Recent advancements in genetics have enabled us to generate gene expression data with spatial information. Identifying genes that display certain spatial expression (SE) patterns can further our understanding of the tissue organization and the spatial transcriptome landscape. For example, in the olfactory bulb (Figure 1), one might be interested in identifying SE genes (e.g. Gene 2 and Gene p in the figure) – these are the genes that are expressed in certain anatomic structures in the olfactory bulb, such as the nerve layer, the mitral cell layer, or the granular cell layer. Identifying these SE genes is critical for understanding cell identity and function in tissue context. However, identifying SE genes is an extremely challenging statistical and computational task. In our experience, the key difficulty is to obtain calibrated p-values for SE tests.
Figure 1: SPARK performs rigorous statistical test to identify SE genes in spatially resolved transcriptomic studies. Bottom: Hematoxylin-and-eosin staining of olfactory bulb, where the expression levels of genes are measured. Middle: Spatial expression pattern of each individual gene. Top: SPARK examines one gene at a time and produces a calibrated p-value testing its SE evidence.
In statistical hypothesis testing, p-value is the probability of obtaining test results as extreme or more extreme as the results observed. However, not all p-values are created equal. When the p-value is calculated correctly, the p-value can be used as a direct measurement of type I error control. For example, a correctly calculated p-value of 0.05 corresponds to a type I error rate of 0.05; that is, if you reject hypothesis at the p-value threshold of 0.05, then your type I error is guaranteed to be at the desired level of 0.05. In contrast, when the p-value is calculated incorrectly, then relying on these incorrectly calculated p-values will lead to excessive false discoveries or lack of statistical power. Calculating correct p-value for many statistical hypothesis testing problems is not a trivial task. SE analysis is not an exception.
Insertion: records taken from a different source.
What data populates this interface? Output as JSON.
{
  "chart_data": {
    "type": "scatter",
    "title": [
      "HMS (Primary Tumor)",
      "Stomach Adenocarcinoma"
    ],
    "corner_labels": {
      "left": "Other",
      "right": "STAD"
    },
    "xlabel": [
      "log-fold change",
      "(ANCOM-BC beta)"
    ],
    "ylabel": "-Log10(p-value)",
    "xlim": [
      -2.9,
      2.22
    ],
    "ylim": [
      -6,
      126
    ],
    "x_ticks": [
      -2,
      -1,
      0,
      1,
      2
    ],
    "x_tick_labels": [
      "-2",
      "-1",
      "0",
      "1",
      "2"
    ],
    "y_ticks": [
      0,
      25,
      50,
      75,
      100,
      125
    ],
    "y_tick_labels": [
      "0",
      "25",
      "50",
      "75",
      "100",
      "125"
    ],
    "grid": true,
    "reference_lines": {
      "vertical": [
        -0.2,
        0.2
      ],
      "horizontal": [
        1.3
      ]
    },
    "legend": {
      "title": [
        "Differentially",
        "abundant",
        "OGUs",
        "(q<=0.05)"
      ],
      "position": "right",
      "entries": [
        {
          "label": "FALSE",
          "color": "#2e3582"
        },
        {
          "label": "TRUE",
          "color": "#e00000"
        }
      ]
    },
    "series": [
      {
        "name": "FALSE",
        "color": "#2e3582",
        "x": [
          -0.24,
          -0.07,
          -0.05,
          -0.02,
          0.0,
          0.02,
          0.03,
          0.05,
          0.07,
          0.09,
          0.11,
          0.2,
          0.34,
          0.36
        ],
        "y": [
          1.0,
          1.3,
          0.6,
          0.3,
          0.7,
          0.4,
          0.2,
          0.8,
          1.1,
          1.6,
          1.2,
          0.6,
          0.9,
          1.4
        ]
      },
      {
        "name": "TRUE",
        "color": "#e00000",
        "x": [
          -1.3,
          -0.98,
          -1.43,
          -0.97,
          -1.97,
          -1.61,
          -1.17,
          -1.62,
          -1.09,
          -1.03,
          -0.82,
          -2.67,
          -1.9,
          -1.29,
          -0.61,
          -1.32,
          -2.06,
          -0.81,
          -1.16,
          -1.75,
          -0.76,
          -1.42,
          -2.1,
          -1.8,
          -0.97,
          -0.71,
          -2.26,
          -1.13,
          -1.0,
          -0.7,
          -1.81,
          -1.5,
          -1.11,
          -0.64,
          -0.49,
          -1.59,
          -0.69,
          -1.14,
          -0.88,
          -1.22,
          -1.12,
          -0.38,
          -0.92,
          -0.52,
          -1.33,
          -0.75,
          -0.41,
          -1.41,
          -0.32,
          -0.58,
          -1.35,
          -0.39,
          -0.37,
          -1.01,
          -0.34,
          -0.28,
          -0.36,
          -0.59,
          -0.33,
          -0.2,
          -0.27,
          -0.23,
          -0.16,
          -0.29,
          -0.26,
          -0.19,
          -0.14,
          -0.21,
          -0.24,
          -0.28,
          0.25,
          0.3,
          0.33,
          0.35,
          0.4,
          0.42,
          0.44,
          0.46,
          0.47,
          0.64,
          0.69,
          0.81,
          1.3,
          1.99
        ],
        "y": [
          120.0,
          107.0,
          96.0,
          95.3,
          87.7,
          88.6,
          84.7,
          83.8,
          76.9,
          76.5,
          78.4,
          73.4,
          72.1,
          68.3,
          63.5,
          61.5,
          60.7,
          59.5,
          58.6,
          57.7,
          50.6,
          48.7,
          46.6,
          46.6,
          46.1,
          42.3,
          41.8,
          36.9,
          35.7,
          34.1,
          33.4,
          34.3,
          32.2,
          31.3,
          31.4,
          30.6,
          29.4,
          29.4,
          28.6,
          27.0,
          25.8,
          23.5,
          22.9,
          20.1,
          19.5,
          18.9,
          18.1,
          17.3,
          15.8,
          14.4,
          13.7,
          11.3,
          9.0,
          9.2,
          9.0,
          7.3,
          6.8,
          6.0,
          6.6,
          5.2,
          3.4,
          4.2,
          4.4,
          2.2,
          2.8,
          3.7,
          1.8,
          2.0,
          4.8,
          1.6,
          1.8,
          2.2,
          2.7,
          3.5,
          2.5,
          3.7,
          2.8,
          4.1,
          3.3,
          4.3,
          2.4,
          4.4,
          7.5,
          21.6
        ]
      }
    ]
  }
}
In SPARK, we adapted several recently developed statistical innovations to make the calculated p-values calibrated. For example, we used a mixture of chi-square distributions to serve as the exact distribution for the resulting test statistics. We also applied the Cauchy combination rule to combine multiple correlated p-values into a single p-value. These different and complicated procedures, when finally combined together through SPARK, eventually yield calibrated p-values!
The calibrated p-values from SPARK ensure proper control of type I error while providing statistical power than can be an order of magnitude higher than some existing approaches. We are very excited that SPARK brings SE analysis into a rigorous and effective statistical framework. Certainly, SPARK only represents the first step towards comprehensive statistical analysis of spatially resolved transcriptomic studies. With SPARK and its future extensions, we anticipate that important and rigorous biological discoveries will be made in the rapidly evolving world of spatially resolved transcriptomic studies.